Quick Start

If preprocess is new for you, this guide will help you to run your first examples:

preprocess use some external library models, before _v0.5_ depends on NLTK and StanfordParser, which in turns depends on java. Java dependences must be installed by hand and the models must be collocated in the right place before starting the below installation.

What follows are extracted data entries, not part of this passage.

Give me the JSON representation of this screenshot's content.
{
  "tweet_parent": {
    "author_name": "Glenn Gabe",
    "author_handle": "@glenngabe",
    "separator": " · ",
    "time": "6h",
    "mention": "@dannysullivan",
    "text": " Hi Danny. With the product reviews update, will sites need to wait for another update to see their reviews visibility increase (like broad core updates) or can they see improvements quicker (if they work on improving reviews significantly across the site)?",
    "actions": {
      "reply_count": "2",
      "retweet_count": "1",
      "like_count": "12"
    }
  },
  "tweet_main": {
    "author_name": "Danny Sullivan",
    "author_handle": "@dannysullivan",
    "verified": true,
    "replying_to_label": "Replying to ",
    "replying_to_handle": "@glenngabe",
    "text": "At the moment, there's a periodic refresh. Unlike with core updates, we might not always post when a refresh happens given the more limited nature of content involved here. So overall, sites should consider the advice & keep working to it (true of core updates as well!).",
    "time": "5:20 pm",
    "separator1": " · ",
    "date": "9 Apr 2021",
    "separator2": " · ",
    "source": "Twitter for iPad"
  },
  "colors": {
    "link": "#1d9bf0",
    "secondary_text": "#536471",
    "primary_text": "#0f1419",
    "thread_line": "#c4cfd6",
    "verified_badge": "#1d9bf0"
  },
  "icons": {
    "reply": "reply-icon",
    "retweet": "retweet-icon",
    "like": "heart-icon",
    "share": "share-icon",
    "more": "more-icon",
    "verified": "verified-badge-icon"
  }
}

NLP pretrained models are usually heavy, so preprocess do not include on it.

Config the enviroment

  1. Pretrained model downloading
  2. Extract models in /opt/stanford/

Note

By default preprocess/data/cfg/stanford.cfg is configured on the direction /opt/stanford.

Installation

preprocess is a Python 3 package and works well with 3.4 or later.

$ pip install preprocess

Using preprocess (Basic)

import preprocess
preprocess.basic.__all__

['lowercase',
 'replace_urls',
 'replace_symbols',
 'replace_dot_sequence',
 'multipart_words',
 'abbreviations',
 'expand_contractions',
 'replace_punctuation',
 'extraspace_for_endingpoints',
 'add_doc_ending_point',
 'del_tokens_len_one',
 'hyphenation']

Having a string as input all those functions are applicable.

Note

Some examples are designed based on real text obtained from pdf to text transformers.

string = "Free software is common in Europe... and UK it is not an exception"
preprocess.lowercase(string)

"free software is common in europe... and uk it is not an exception"

Replacing dot sequences. This function in particular, due to its uses in aligment, do not change the input string length in the output.

  • ... it is not considered a sentece separator so it is whiten.

  • three dots sequences are priority or two dots followed by a white space

string = ". ... a.... b. .. . c.. .. d.. . e"
preprocess.replace_dot_sequence(string)

'    . a   . b     . c      d   . e'

Underscore sign are used as indestructible punctuation sign during preprocessing. The multi-part words are hyphenated words ([Read more about hyphen](https://en.wikipedia.org/wiki/Hyphen)) and are very important in compound-modifier constructions, this are morphological changes which modifies the meaning of another word.

string = "Hyphen multi-part words"
preprocess.multipart_words(string)

'Hyphen multi_part words

Another example of underscoring function in preprocess is hyphenation, but its uses has been designed after having a list of tuples with collocations. Se more about collocations in preprocess.grams.collocations

collocations = [("natural", "language")]
string = "In natural language processing multi-words are important"
preprocess.hypenation(string, collocations)

'In natural_language processing multi-words are important'

Combining Techniques

This is a basic example of how to execute a designed order of basic preprocessing.

order = ['abbreviations', 'lowercase', 'replace_dot_sequence', 'multipart_words', 'replace_punctuation']
string = "Free-software is common in Europe... and U.K. it is not an exception."
preprocess.pipeline(string, flow=order)

'free_software is common in europe and u_k_ is not an exception '

Note

Not all the preprocess function in all modules can be concatenated.

Ngrams uses

string = 'free software is common in europe'
preprocess.ngrams(string)

['free software ', 'software is ', 'is common ', 'common in ', 'in europe ']
preprocess.ngrams(string, n=3)

['free software is ',
 'software is common ',
 'is common in ',
 'common in europe ']

Using Shallow

string = 'free software is common in europe'
preprocess.shallow.remove_stopwords(string)

' free software common europe'

Deep example

string = 'free software is common in europe'
preprocess.deep.syntdep(string)

[('common', 'nsubj', 'software'),
 ('software', 'amod', 'free'),
 ('common', 'cop', 'is'),
 ('common', 'nmod', 'europe'),
 ('europe', 'case', 'in')]

Working with PDF

The variety of pdf generators made “not standard” pdf documents, so in the reverse process those resultant text come with rare chars, strange puntuation-signs sequences, page brakes, numbers inside the string sequences, line brakes which divide words syllables, etc.

preprocess include Creative Commons books in PDF and text format to be preprocessed and to compare results with other libraries and platforms.

from preprocess.data import freeculture_pdfpath
pdf_path = freeculture_pdfpath()
text = preprocess.utils.io.pdftotxt(pdf_path)
len(text)

596767

Hopefully this examples gives you an idea of how to transform texts with preprocess library. The preprocessing stage is important to improve results as Applying Preprocessing tutorial shows. It is recommended that after this quickstart you read the preprocess API to learn complicated examples.